Millibar, galleria Marco Noire (1993) e Frames, galleria Peola (1996) le prime personali; quindi Inside, galleria Maria Cilena (2006), Bidonville, Gagliardi e Domke Contemporary (2010) e Contenuti speciali Premio ArtTeknè a cura di Gian Luca Marziani con Shazar gallery (2011).
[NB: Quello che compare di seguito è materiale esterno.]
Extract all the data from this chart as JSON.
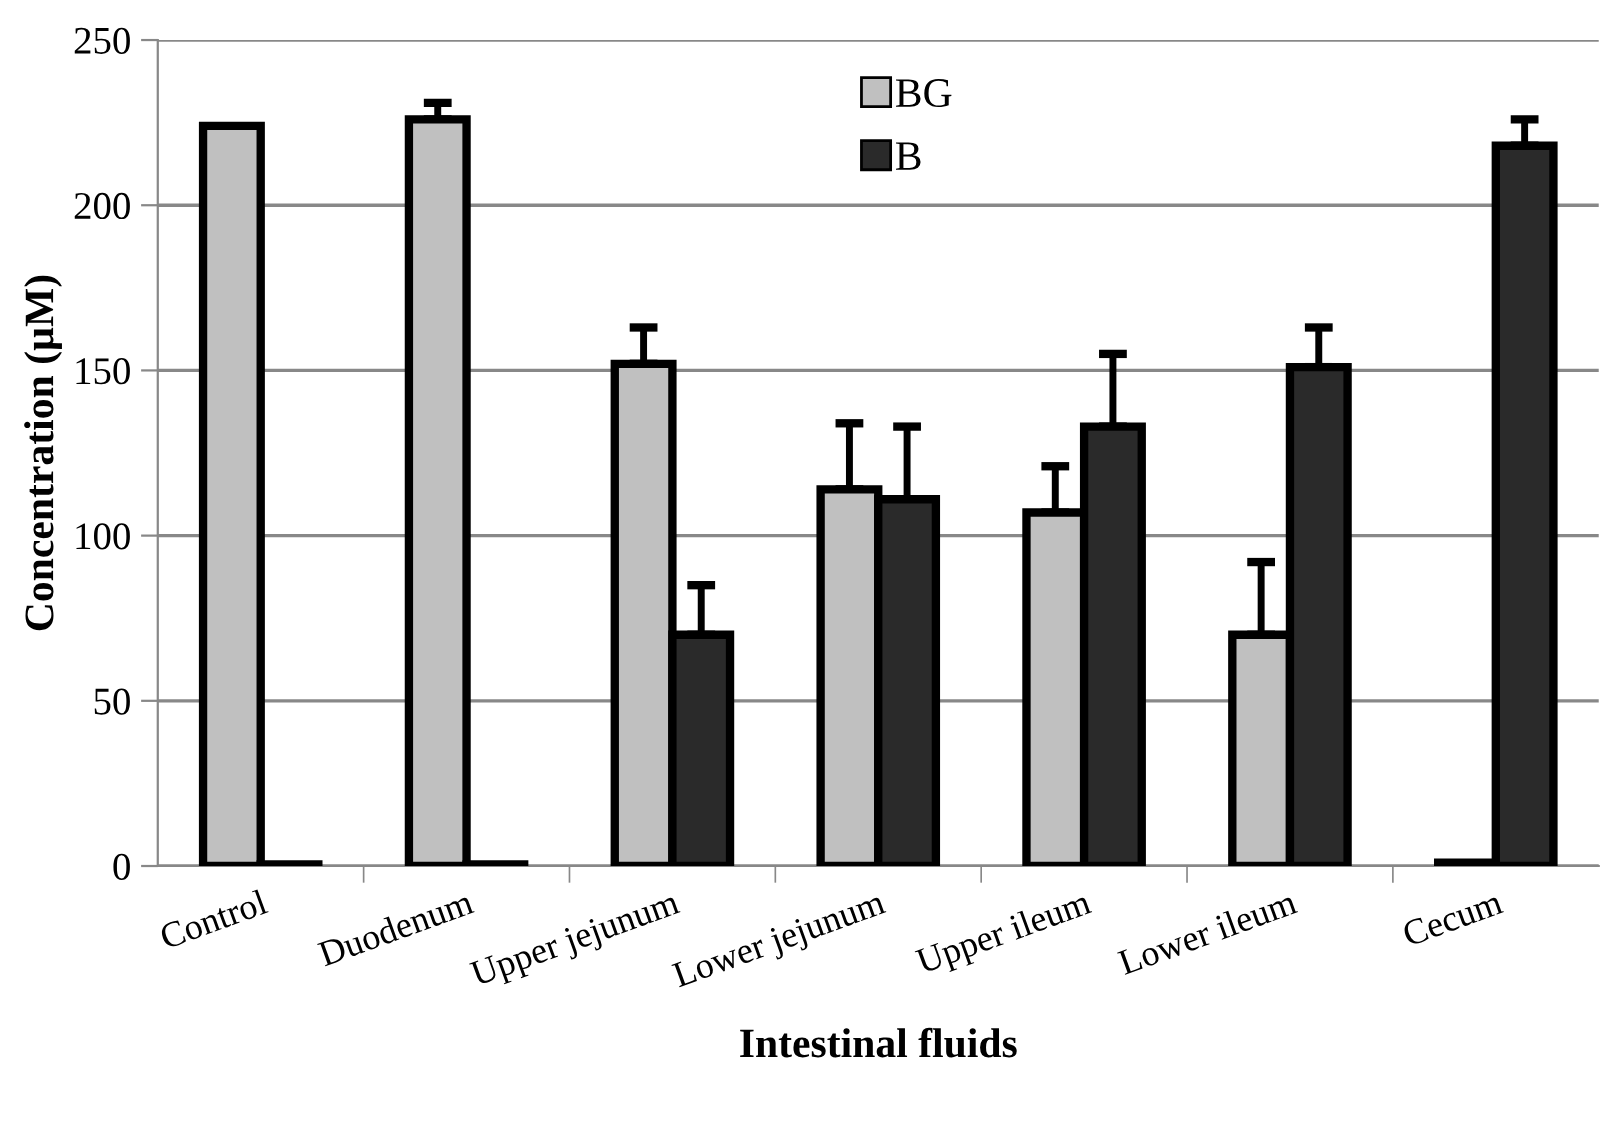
{
  "chart_data": {
    "type": "bar",
    "xlabel": "Intestinal fluids",
    "ylabel": "Concentration (µM)",
    "categories": [
      "Control",
      "Duodenum",
      "Upper jejunum",
      "Lower jejunum",
      "Upper ileum",
      "Lower ileum",
      "Cecum"
    ],
    "series": [
      {
        "name": "BG",
        "color": "#c0c0c0",
        "values": [
          224,
          226,
          152,
          114,
          107,
          70,
          1
        ],
        "errors": [
          null,
          [
            226,
            231
          ],
          [
            152,
            163
          ],
          [
            114,
            134
          ],
          [
            107,
            121
          ],
          [
            70,
            92
          ],
          null
        ]
      },
      {
        "name": "B",
        "color": "#2a2a2a",
        "values": [
          0.5,
          0.5,
          70,
          111,
          133,
          151,
          218
        ],
        "errors": [
          null,
          null,
          [
            70,
            85
          ],
          [
            111,
            133
          ],
          [
            133,
            155
          ],
          [
            151,
            163
          ],
          [
            218,
            226
          ]
        ]
      }
    ],
    "ylim": [
      0,
      250
    ],
    "yticks": [
      0,
      50,
      100,
      150,
      200,
      250
    ],
    "grid": "y",
    "legend": "top"
  }
}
Nel 2014/2015 la personale SITEMOTION al MAMAC di Nice, progetto multimediale (fotografia, scultura, installazioni video) dedicato al cinema di Wim Wenders, Jean-Luc Godard, Alain Resnais, Pedro Almodòvar, Shirin Neshat. Nel 2019/2020 Atto originale, Shazar Gallery, inizio del progetto I choose knowledge.

Nel 2020 il cortometraggio LIFELIE vince i premi Miglior regia Miglior fotografia Miglior montaggio al XIII° TSN_Festival Internazionale film corto, sezione documentari diretta da Mimmo Calopresti. Nel 2021 la performance La Comedìa viaggio del corpo alla Fabbrica del Vapore di Milano.

Un cuore per amico a cura di Demetrio Paparoni, Triennale di Milano (1995), Per grazia ricevuta, galleria Ciocca (1996), Contenitorio a cura di Samuele Mazza, Triennale di Milano (1996) tra le prime collettive; più recenti Bonjour Monsieur Matisse al MAMAC di Nice (2013), Imago Mundi Praestigium Italia, a cura di Luca Beatrice Fondazione Sandretto Re Rebaudengo (2015) e Fondazione Giorgio Cini (2016).

Il lavoro - documentato su stampa nazionale, cataloghi, riviste specializzate (Arte, Tema Celeste, Segno) - è presente in Collezioni Pubbliche Permanenti come la GAM di Torino, e proposto in fiere internazionali: Art Basel, Artissima, ArTour-0 Shangai Art fair, Berliner Liste.

Alla ricerca personale affianca progetti di integrazione tra arte e disagio con donne vittime di violenza e persone fragili per dipendenza da alcol e sostanze psicoattive, e/o malattia mentale.

Oggi vive a Ivrea, città Industriale del XX secolo Patrimonio Unesco, nel quartiere Olivetti Bellavista.